Nachhaltigkeitspreis Forschung 2015 vergeben

Das Konsortium C³ - Carbon Concrete Composite der TU Dresden ist für seinen neuartigen Verbundbeton mit dem Deutschen Nachhaltigkeitspreis Forschung 2015 ausgezeichnet worden.

Staatssekretär Georg Schütte überreicht den Deutschen Nachhaltigkeitspreis Forschung an Klaus Raps
Staatssekretär Georg Schütte überreicht den Deutschen Nachhaltigkeitspreis Forschung an Klaus Raps © Marc Darchinger

Forschungsstaatssekretär Georg Schütte übergab den Preis am Freitag beim 8. Deutschen Nachhaltigkeitstag in Düsseldorf vor rund 1200 Gästen: „Mit Carbonbeton lässt sich im Bau bis zur Hälfte der Energie und Rohstoffe, die für konventionellen Bau benötigt werden, einsparen.
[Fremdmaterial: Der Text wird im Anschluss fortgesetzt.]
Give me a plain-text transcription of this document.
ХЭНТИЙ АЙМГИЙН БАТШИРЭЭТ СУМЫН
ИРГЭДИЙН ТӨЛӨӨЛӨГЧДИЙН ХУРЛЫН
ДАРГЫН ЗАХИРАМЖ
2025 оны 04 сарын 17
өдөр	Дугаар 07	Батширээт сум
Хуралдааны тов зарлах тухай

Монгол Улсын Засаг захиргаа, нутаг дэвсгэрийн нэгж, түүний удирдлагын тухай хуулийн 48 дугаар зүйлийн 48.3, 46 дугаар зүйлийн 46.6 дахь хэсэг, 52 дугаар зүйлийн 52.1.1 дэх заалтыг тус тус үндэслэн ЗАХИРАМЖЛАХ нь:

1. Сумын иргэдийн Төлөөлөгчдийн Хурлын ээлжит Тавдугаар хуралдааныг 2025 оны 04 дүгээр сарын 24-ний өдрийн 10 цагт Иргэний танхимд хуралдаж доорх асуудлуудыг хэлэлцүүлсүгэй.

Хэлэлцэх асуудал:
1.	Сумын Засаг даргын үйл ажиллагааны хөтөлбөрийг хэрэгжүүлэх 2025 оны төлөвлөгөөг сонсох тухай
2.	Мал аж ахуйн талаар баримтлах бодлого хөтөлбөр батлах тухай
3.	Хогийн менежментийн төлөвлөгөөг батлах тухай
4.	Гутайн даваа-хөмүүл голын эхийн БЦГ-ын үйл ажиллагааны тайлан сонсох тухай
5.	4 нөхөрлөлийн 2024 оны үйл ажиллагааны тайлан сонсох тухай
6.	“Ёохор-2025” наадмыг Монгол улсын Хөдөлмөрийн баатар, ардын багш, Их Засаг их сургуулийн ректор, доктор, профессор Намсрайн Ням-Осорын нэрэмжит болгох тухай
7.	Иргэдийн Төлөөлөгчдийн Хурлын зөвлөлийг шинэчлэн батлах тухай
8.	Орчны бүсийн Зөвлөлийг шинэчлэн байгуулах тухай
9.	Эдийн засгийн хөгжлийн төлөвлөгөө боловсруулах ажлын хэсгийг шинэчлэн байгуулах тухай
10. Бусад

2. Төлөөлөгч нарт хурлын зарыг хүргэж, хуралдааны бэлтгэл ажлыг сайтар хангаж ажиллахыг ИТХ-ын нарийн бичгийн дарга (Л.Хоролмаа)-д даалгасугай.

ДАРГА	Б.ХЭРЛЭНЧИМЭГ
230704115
Der Nachhaltigkeitspreis wird helfen, den neuen Werkstoff aus dem Labor auf die Baustelle zu bringen. Das ist das richtige Signal im Wissenschaftsjahr 2015 – Zukunftsstadt.“

Staatssekretär Georg Schütte im Gespräch mit Stefan Schulze-Hausmann während der Verleihung
Staatssekretär Georg Schütte im Gespräch mit Stefan Schulze-Hausmann während der Verleihung © Marc Darchinger

Das ausgezeichnete Konsortium C³ arbeitet mit 130 Partnern aus Forschung, Unternehmen und Verbänden an der Entwicklung und Einführung des neuen Verbundwerkstoffs Carbonbeton. Er besteht aus Carbonfasern und Hochleistungsbeton, spart bis zu 50 Prozent Material und somit Ressourcen, Emissionen, Kosten und Energie ein. Dank seiner Flexibilität und Langlebigkeit hat C³ das Potential, herkömmlichen Stahlbeton abzulösen. Das Konsortium bindet alle Akteure der Produktentwicklung ein und strebt an, in zehn Jahren bis zu 20 Prozent des bundesweiten Betonbedarfs zu decken. Heute wird im Bausektor fast die Hälfte aller weltweit verarbeiteten Rohstoffe verbraucht. Zudem verursacht er rund ein Drittel des Energieverbrauchs und CO2-Emissionen. Die Erforschung und Etablierung des neuen Werkstoffs bietet jetzt eine Chance, die hohe Belastung zu senken ohne Abstriche am Lebens- und Qualitätsstandard.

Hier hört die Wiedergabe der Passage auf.